I hope this doesn’t sound like Shopify has cornered the market on Ruby (the programming language) investment. It doesn’t. Not even close. Yes, Shopify employs key Ruby contributors  like Eileen Uchitelle, who works on both Ruby and Rails to help them keep pace with Shopify scale. But Ruby on Rails (the web application framework that is used for server-side scripting and and building web apps), after all, comes from the folks at Basecamp, who have also made significant contributions to the Ruby language.

SEE: Master Linux and Docker before the next Linux adoption boom (TechRepublic Academy)

And the Ruby core team has others who work or have worked for GitHub, Salesforce and others as well as some who are independent consultants. Each of these developers brings their own experience and the needs and cash-plus-code contributions of their employers. In this way, the diverse contributor community combines to make Ruby better for all, even if the contributors just need it to be better for themselves.

On the other hand, the only real downside to Shopify or other corporations investing in open-source projects like Ruby is if there were only one or few companies contributing.
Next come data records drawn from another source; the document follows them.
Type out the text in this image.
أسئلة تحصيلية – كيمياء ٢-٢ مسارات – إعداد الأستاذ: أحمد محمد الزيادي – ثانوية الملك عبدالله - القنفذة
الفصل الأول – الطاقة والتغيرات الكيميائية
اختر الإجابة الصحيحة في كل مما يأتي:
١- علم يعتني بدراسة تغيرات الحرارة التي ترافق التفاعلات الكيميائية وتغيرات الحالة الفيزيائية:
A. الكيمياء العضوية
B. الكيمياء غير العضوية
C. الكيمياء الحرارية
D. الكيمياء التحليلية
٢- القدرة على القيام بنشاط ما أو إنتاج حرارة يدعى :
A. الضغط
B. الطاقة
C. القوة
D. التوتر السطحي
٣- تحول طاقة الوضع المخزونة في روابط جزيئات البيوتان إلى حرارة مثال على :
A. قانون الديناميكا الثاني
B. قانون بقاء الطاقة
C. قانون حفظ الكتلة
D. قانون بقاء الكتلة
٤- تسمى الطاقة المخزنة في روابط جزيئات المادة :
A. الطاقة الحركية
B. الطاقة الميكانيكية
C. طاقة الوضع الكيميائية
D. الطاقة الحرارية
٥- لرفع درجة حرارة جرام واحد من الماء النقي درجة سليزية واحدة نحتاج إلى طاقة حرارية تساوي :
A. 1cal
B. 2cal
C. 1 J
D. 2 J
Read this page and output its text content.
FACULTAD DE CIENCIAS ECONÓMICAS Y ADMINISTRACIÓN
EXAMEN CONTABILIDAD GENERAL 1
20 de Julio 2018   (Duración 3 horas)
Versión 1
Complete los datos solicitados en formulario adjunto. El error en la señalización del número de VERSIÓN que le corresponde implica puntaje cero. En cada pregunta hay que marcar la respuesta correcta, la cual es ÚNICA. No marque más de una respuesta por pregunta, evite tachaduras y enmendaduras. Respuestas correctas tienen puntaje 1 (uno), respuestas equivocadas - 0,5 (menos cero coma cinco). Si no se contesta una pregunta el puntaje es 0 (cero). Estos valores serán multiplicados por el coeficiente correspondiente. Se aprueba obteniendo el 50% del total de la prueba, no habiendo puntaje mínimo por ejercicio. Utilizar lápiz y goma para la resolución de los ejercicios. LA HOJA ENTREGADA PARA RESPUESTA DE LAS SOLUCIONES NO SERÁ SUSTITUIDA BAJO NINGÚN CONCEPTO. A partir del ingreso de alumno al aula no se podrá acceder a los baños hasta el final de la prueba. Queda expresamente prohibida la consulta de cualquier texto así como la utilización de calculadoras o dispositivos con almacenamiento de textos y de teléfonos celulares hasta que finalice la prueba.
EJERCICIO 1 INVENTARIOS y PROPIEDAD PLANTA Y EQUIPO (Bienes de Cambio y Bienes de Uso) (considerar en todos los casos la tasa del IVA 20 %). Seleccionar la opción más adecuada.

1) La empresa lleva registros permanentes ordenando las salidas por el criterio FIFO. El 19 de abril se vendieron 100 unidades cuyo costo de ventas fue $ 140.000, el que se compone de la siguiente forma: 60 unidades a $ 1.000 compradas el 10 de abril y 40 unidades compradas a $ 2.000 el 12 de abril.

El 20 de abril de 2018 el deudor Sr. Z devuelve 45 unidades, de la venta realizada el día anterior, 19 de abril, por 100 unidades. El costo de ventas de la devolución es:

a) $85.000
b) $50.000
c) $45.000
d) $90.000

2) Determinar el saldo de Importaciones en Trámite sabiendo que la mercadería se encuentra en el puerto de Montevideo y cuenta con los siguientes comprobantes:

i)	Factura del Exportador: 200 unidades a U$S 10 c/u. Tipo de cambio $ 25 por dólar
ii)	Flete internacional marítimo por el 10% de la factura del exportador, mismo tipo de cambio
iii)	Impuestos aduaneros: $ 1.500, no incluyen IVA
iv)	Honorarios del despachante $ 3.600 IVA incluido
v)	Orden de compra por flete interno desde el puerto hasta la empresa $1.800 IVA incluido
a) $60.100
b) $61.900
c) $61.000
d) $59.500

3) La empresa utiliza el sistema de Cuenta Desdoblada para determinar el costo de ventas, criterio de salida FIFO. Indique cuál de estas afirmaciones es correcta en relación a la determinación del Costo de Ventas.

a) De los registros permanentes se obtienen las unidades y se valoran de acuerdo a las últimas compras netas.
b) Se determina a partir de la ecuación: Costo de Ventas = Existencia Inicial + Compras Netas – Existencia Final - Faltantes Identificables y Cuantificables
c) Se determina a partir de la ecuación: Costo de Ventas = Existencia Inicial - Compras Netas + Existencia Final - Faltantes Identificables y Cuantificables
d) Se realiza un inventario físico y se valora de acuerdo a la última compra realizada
Turns out that’s also a problem for companies like Shopify: they don’t want to be the only ones contributing. That defeats the whole purpose of shared investment and the community imprint it makes.

I called out how Shopify is investing because the funding of academic researchers is relatively novel for open source. But, Shopify’s contributions to Ruby, while significant, are not novel. They’re also not nearly as common as they should be.

Your company likely depends on a wide array of open-source projects. Maybe try picking one or two that are highly strategic to you, and contribute cash and/or code to help make it better.

Disclosure: I work for MongoDB, but the views expressed herein are mine.